UX problems are often org problems
The dual navigation system, the mixed languages, the onboarding survey that feeds sales — these aren't design mistakes. They're symptoms of different teams shipping independently. Fixing the UI requires cross-team alignment, not just a new layout. That realization shaped how I framed each design decision with its business tradeoff.
Heuristic evaluation has a ceiling
I identified 14 issues, but I can't know which ones actually hurt organizers the most. A power user managing 50 events/year might have completely different pain points than a first-timer. The next step would be 6–8 interviews with organizers across experience levels to validate and prioritize.
Accessibility as a design constraint
The WYSIWYG editor pattern (contenteditable, live preview sync) introduces significant a11y challenges — proper ARIA roles, keyboard navigation, screen reader announcements for live updates.
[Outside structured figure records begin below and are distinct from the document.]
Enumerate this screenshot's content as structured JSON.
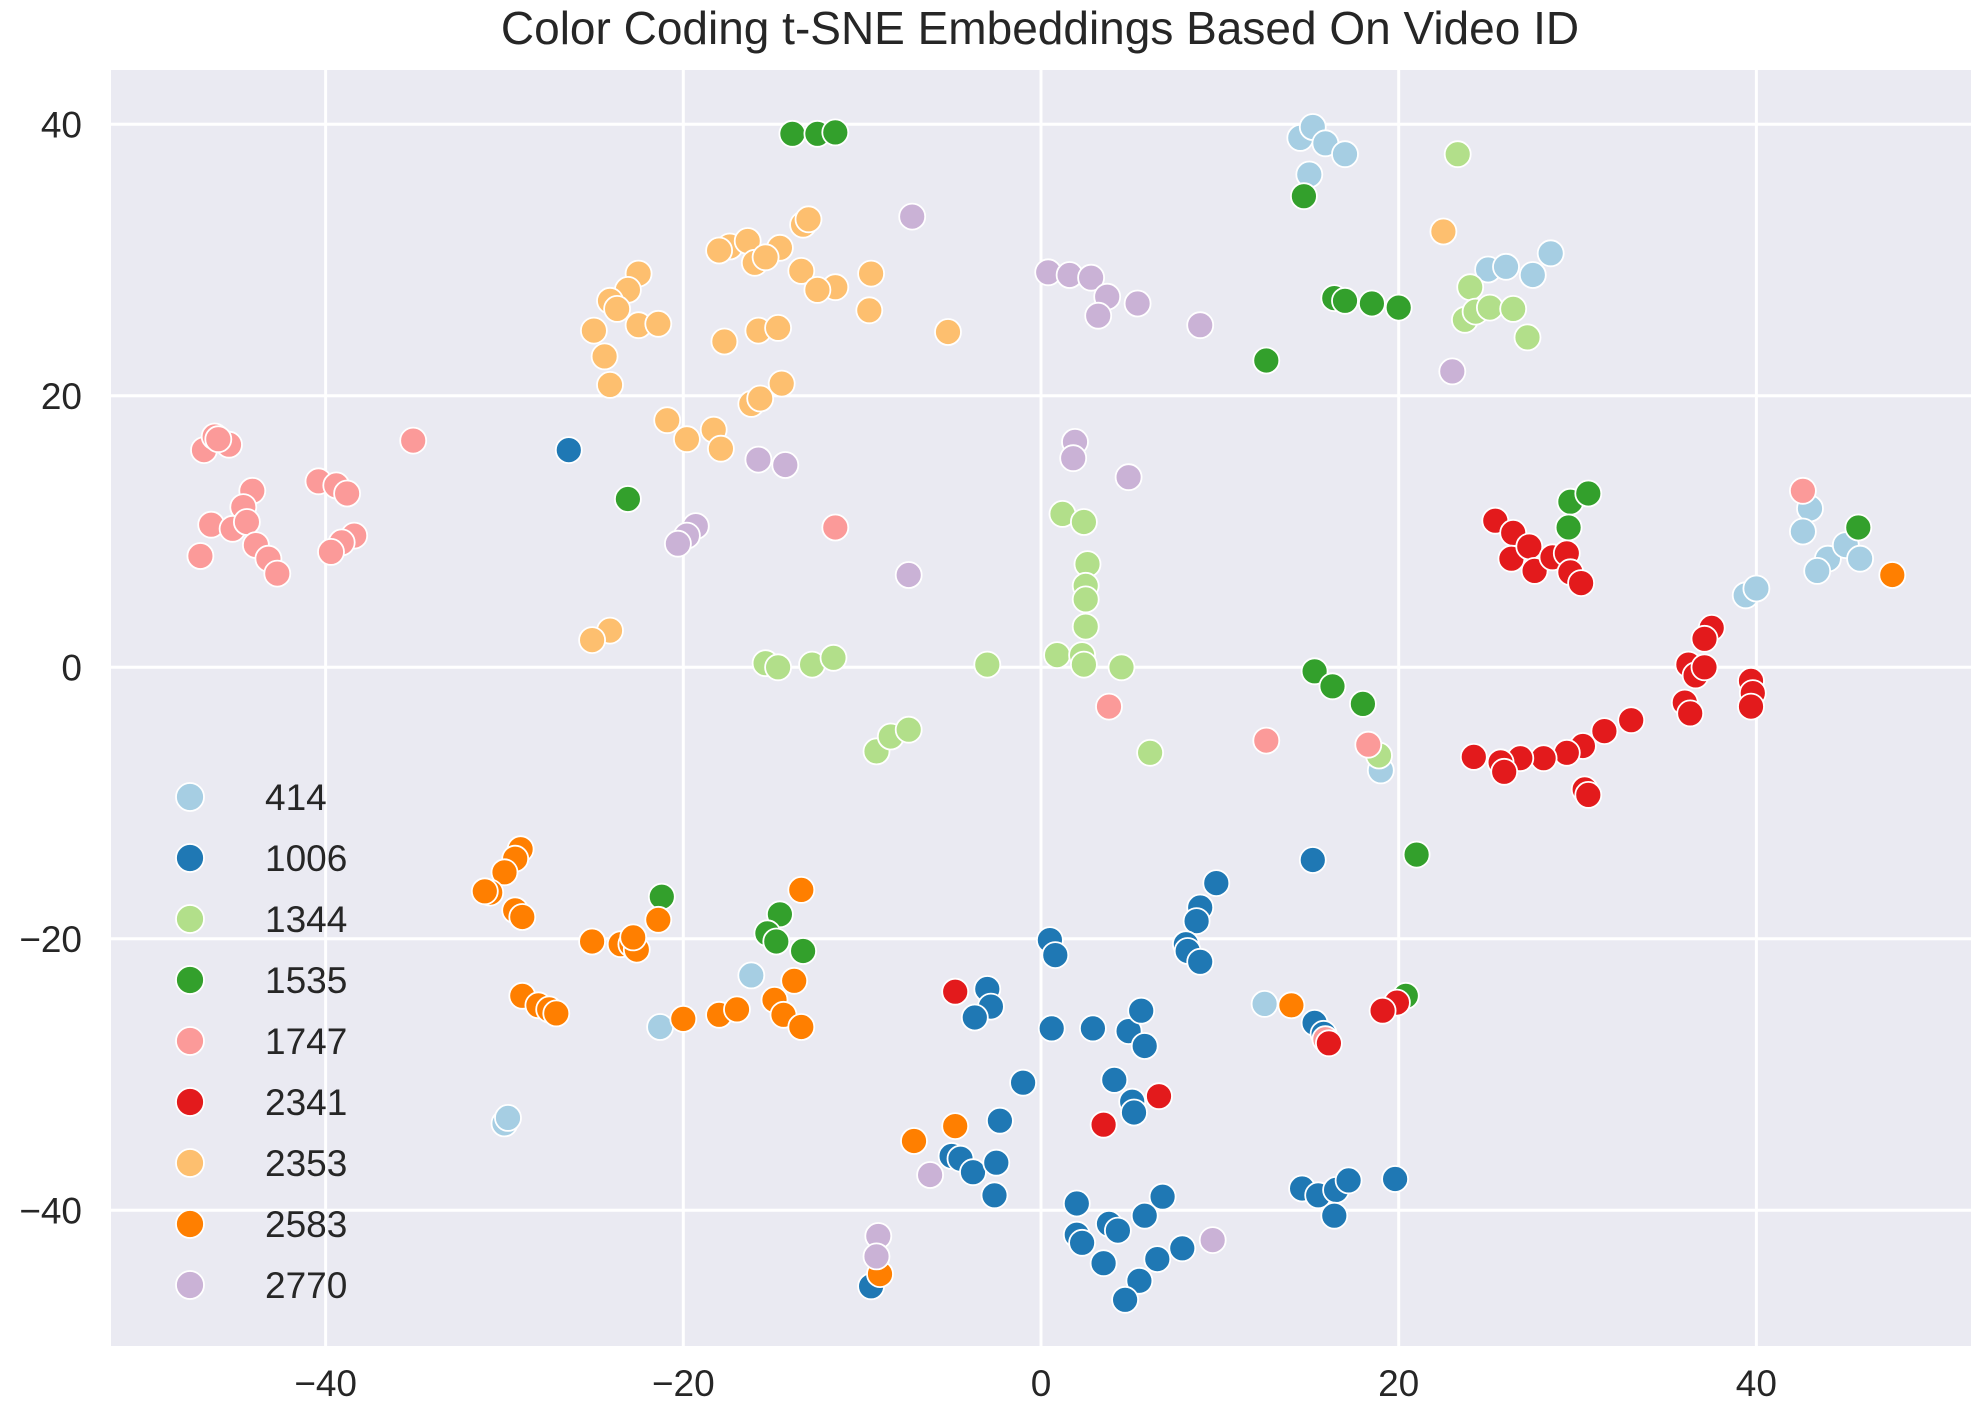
{
  "chart_data": {
    "type": "scatter",
    "title": "Color Coding t-SNE Embeddings Based On Video ID",
    "xlabel": "",
    "ylabel": "",
    "xlim": [
      -52,
      52
    ],
    "ylim": [
      -50,
      44
    ],
    "xticks": [
      -40,
      -20,
      0,
      20,
      40
    ],
    "yticks": [
      40,
      20,
      0,
      -20,
      -40
    ],
    "xtick_labels": [
      "−40",
      "−20",
      "0",
      "20",
      "40"
    ],
    "ytick_labels": [
      "40",
      "20",
      "0",
      "−20",
      "−40"
    ],
    "grid": true,
    "legend_position": "lower-left",
    "series": [
      {
        "name": "414",
        "color": "#a6cee3",
        "points": [
          [
            14.5,
            39
          ],
          [
            15.2,
            39.8
          ],
          [
            15.9,
            38.6
          ],
          [
            17,
            37.8
          ],
          [
            15,
            36.3
          ],
          [
            25,
            29.3
          ],
          [
            26,
            29.5
          ],
          [
            27.5,
            28.9
          ],
          [
            28.5,
            30.5
          ],
          [
            43,
            11.7
          ],
          [
            42.6,
            10
          ],
          [
            44,
            8
          ],
          [
            45,
            9
          ],
          [
            45.8,
            8
          ],
          [
            43.4,
            7.1
          ],
          [
            39.4,
            5.3
          ],
          [
            40,
            5.8
          ],
          [
            19,
            -7.6
          ],
          [
            12.5,
            -24.8
          ],
          [
            -16.2,
            -22.7
          ],
          [
            -21.3,
            -26.5
          ],
          [
            -30,
            -33.6
          ],
          [
            -29.8,
            -33.2
          ]
        ]
      },
      {
        "name": "1006",
        "color": "#1f78b4",
        "points": [
          [
            -26.4,
            16
          ],
          [
            15.2,
            -14.2
          ],
          [
            9.8,
            -15.9
          ],
          [
            8.9,
            -17.7
          ],
          [
            8.7,
            -18.7
          ],
          [
            8.1,
            -20.4
          ],
          [
            8.2,
            -20.9
          ],
          [
            8.9,
            -21.7
          ],
          [
            0.5,
            -20.1
          ],
          [
            0.8,
            -21.2
          ],
          [
            -3,
            -23.7
          ],
          [
            -2.8,
            -25
          ],
          [
            -3.7,
            -25.8
          ],
          [
            0.6,
            -26.6
          ],
          [
            2.9,
            -26.6
          ],
          [
            4.9,
            -26.8
          ],
          [
            5.6,
            -25.3
          ],
          [
            5.8,
            -27.9
          ],
          [
            15.3,
            -26.2
          ],
          [
            15.8,
            -27
          ],
          [
            4.1,
            -30.4
          ],
          [
            5.1,
            -32
          ],
          [
            5.2,
            -32.8
          ],
          [
            -1,
            -30.6
          ],
          [
            -2.3,
            -33.4
          ],
          [
            -5,
            -36
          ],
          [
            -4.5,
            -36.2
          ],
          [
            -3.8,
            -37.2
          ],
          [
            -2.5,
            -36.5
          ],
          [
            -2.6,
            -38.9
          ],
          [
            2,
            -39.5
          ],
          [
            2,
            -41.8
          ],
          [
            2.3,
            -42.4
          ],
          [
            3.5,
            -43.9
          ],
          [
            3.8,
            -41
          ],
          [
            4.3,
            -41.5
          ],
          [
            6.8,
            -39
          ],
          [
            5.8,
            -40.4
          ],
          [
            6.5,
            -43.6
          ],
          [
            7.9,
            -42.8
          ],
          [
            5.5,
            -45.2
          ],
          [
            4.7,
            -46.6
          ],
          [
            14.6,
            -38.4
          ],
          [
            15.5,
            -38.9
          ],
          [
            16.5,
            -38.5
          ],
          [
            17.2,
            -37.8
          ],
          [
            16.4,
            -40.4
          ],
          [
            19.8,
            -37.7
          ],
          [
            -9.5,
            -45.6
          ]
        ]
      },
      {
        "name": "1344",
        "color": "#b2df8a",
        "points": [
          [
            23.3,
            37.8
          ],
          [
            24,
            28
          ],
          [
            23.7,
            25.6
          ],
          [
            24.3,
            26.2
          ],
          [
            25.1,
            26.5
          ],
          [
            26.4,
            26.4
          ],
          [
            27.2,
            24.3
          ],
          [
            1.2,
            11.3
          ],
          [
            2.4,
            10.7
          ],
          [
            2.6,
            7.6
          ],
          [
            2.5,
            6
          ],
          [
            2.5,
            5
          ],
          [
            2.5,
            3
          ],
          [
            0.9,
            0.9
          ],
          [
            2.3,
            0.9
          ],
          [
            2.4,
            0.2
          ],
          [
            4.5,
            0
          ],
          [
            -15.4,
            0.3
          ],
          [
            -14.7,
            0
          ],
          [
            -12.8,
            0.2
          ],
          [
            -11.6,
            0.7
          ],
          [
            -3,
            0.2
          ],
          [
            -9.2,
            -6.2
          ],
          [
            -8.4,
            -5.1
          ],
          [
            -7.4,
            -4.6
          ],
          [
            6.1,
            -6.3
          ],
          [
            18.9,
            -6.5
          ]
        ]
      },
      {
        "name": "1535",
        "color": "#33a02c",
        "points": [
          [
            -13.9,
            39.3
          ],
          [
            -12.5,
            39.3
          ],
          [
            -11.5,
            39.4
          ],
          [
            14.7,
            34.7
          ],
          [
            16.4,
            27.2
          ],
          [
            17,
            27
          ],
          [
            18.5,
            26.8
          ],
          [
            20,
            26.5
          ],
          [
            12.6,
            22.6
          ],
          [
            -23.1,
            12.4
          ],
          [
            29.6,
            12.2
          ],
          [
            30.6,
            12.8
          ],
          [
            29.5,
            10.3
          ],
          [
            45.7,
            10.3
          ],
          [
            15.3,
            -0.3
          ],
          [
            16.3,
            -1.4
          ],
          [
            18,
            -2.7
          ],
          [
            21,
            -13.8
          ],
          [
            -21.2,
            -16.9
          ],
          [
            -14.6,
            -18.2
          ],
          [
            -15.3,
            -19.6
          ],
          [
            -14.8,
            -20.2
          ],
          [
            -13.3,
            -20.9
          ],
          [
            20.4,
            -24.2
          ]
        ]
      },
      {
        "name": "1747",
        "color": "#fb9a99",
        "points": [
          [
            -46.8,
            16
          ],
          [
            -46.2,
            17
          ],
          [
            -45.4,
            16.4
          ],
          [
            -46,
            16.8
          ],
          [
            -35.1,
            16.7
          ],
          [
            -40.4,
            13.7
          ],
          [
            -39.4,
            13.4
          ],
          [
            -38.8,
            12.8
          ],
          [
            -44.1,
            13
          ],
          [
            -44.6,
            11.8
          ],
          [
            -46.4,
            10.5
          ],
          [
            -45.2,
            10.2
          ],
          [
            -44.4,
            10.7
          ],
          [
            -43.9,
            9
          ],
          [
            -43.2,
            8
          ],
          [
            -38.4,
            9.7
          ],
          [
            -39.1,
            9.2
          ],
          [
            -39.7,
            8.5
          ],
          [
            -47,
            8.2
          ],
          [
            -42.7,
            6.9
          ],
          [
            -11.5,
            10.3
          ],
          [
            42.6,
            13
          ],
          [
            3.8,
            -2.9
          ],
          [
            12.6,
            -5.4
          ],
          [
            18.3,
            -5.7
          ],
          [
            15.9,
            -27.4
          ]
        ]
      },
      {
        "name": "2341",
        "color": "#e31a1c",
        "points": [
          [
            25.4,
            10.8
          ],
          [
            26.4,
            9.9
          ],
          [
            26.3,
            8
          ],
          [
            27.3,
            8.9
          ],
          [
            27.6,
            7.1
          ],
          [
            28.6,
            8.1
          ],
          [
            29.4,
            8.4
          ],
          [
            29.6,
            7
          ],
          [
            30.2,
            6.2
          ],
          [
            37.5,
            2.9
          ],
          [
            37.1,
            2.1
          ],
          [
            36.2,
            0.2
          ],
          [
            36.6,
            -0.6
          ],
          [
            37.1,
            0
          ],
          [
            39.7,
            -1
          ],
          [
            39.8,
            -1.9
          ],
          [
            39.7,
            -2.9
          ],
          [
            36,
            -2.6
          ],
          [
            36.3,
            -3.4
          ],
          [
            33,
            -3.9
          ],
          [
            31.5,
            -4.7
          ],
          [
            30.3,
            -5.8
          ],
          [
            29.4,
            -6.3
          ],
          [
            28.1,
            -6.7
          ],
          [
            26.8,
            -6.7
          ],
          [
            25.7,
            -7
          ],
          [
            25.9,
            -7.7
          ],
          [
            24.2,
            -6.6
          ],
          [
            30.4,
            -9
          ],
          [
            30.6,
            -9.4
          ],
          [
            19.9,
            -24.7
          ],
          [
            19.1,
            -25.3
          ],
          [
            -4.8,
            -23.9
          ],
          [
            6.6,
            -31.6
          ],
          [
            3.5,
            -33.7
          ],
          [
            16.1,
            -27.7
          ]
        ]
      },
      {
        "name": "2353",
        "color": "#fdbf6f",
        "points": [
          [
            -13.3,
            32.6
          ],
          [
            -13,
            33
          ],
          [
            -17.4,
            31
          ],
          [
            -18,
            30.7
          ],
          [
            -16.4,
            31.4
          ],
          [
            -14.6,
            30.9
          ],
          [
            -16,
            29.8
          ],
          [
            -15.4,
            30.2
          ],
          [
            -13.4,
            29.2
          ],
          [
            -11.5,
            28
          ],
          [
            -12.5,
            27.8
          ],
          [
            -9.5,
            29
          ],
          [
            -9.6,
            26.3
          ],
          [
            -22.5,
            29
          ],
          [
            -23.1,
            27.8
          ],
          [
            -24.1,
            27
          ],
          [
            -23.7,
            26.4
          ],
          [
            -22.5,
            25.2
          ],
          [
            -21.4,
            25.3
          ],
          [
            -25,
            24.8
          ],
          [
            -24.4,
            22.9
          ],
          [
            -24.1,
            20.8
          ],
          [
            -15.8,
            24.8
          ],
          [
            -14.7,
            25
          ],
          [
            -17.7,
            24
          ],
          [
            -5.2,
            24.7
          ],
          [
            -16.2,
            19.4
          ],
          [
            -15.7,
            19.8
          ],
          [
            -14.5,
            20.9
          ],
          [
            -20.9,
            18.2
          ],
          [
            -18.3,
            17.5
          ],
          [
            -19.8,
            16.8
          ],
          [
            -17.9,
            16.1
          ],
          [
            -24.1,
            2.7
          ],
          [
            -25.1,
            2
          ],
          [
            22.5,
            32.1
          ]
        ]
      },
      {
        "name": "2583",
        "color": "#ff7f00",
        "points": [
          [
            47.6,
            6.8
          ],
          [
            -29.1,
            -13.4
          ],
          [
            -29.4,
            -14.1
          ],
          [
            -30,
            -15.1
          ],
          [
            -30.8,
            -16.6
          ],
          [
            -31.1,
            -16.5
          ],
          [
            -29.4,
            -17.9
          ],
          [
            -29,
            -18.4
          ],
          [
            -21.4,
            -18.6
          ],
          [
            -25.1,
            -20.2
          ],
          [
            -23.5,
            -20.4
          ],
          [
            -22.9,
            -20.4
          ],
          [
            -22.6,
            -20.8
          ],
          [
            -22.8,
            -19.9
          ],
          [
            -13.4,
            -16.4
          ],
          [
            -13.8,
            -23.1
          ],
          [
            -14.9,
            -24.5
          ],
          [
            -14.4,
            -25.6
          ],
          [
            -13.4,
            -26.5
          ],
          [
            -29,
            -24.2
          ],
          [
            -28.1,
            -24.9
          ],
          [
            -27.5,
            -25.2
          ],
          [
            -27.1,
            -25.5
          ],
          [
            -20,
            -25.9
          ],
          [
            -18,
            -25.6
          ],
          [
            -17,
            -25.2
          ],
          [
            -7.1,
            -34.9
          ],
          [
            -4.8,
            -33.8
          ],
          [
            14,
            -24.9
          ],
          [
            -9,
            -44.7
          ]
        ]
      },
      {
        "name": "2770",
        "color": "#cab2d6",
        "points": [
          [
            -7.2,
            33.2
          ],
          [
            0.4,
            29.1
          ],
          [
            1.6,
            28.9
          ],
          [
            2.8,
            28.7
          ],
          [
            3.7,
            27.3
          ],
          [
            5.4,
            26.8
          ],
          [
            3.2,
            25.9
          ],
          [
            8.9,
            25.2
          ],
          [
            23,
            21.8
          ],
          [
            1.9,
            16.6
          ],
          [
            1.8,
            15.4
          ],
          [
            4.9,
            14
          ],
          [
            -15.8,
            15.3
          ],
          [
            -14.3,
            14.9
          ],
          [
            -19.3,
            10.4
          ],
          [
            -19.8,
            9.7
          ],
          [
            -20.3,
            9.1
          ],
          [
            -7.4,
            6.8
          ],
          [
            -6.2,
            -37.4
          ],
          [
            -9.1,
            -41.9
          ],
          [
            -9.2,
            -43.4
          ],
          [
            9.6,
            -42.2
          ]
        ]
      }
    ]
  }
}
In a production implementation, accessibility would need to be a first-class constraint from the start, not an afterthought.
Validating the hypotheses
Every design decision here is an informed hypothesis. Before implementation, I'd run moderated usability tests on the prototypes — specifically measuring time-to-publish and error rate on the single-page flow vs. the current multi-step flow. The metrics would tell us whether the redesign actually works, not just whether it looks better.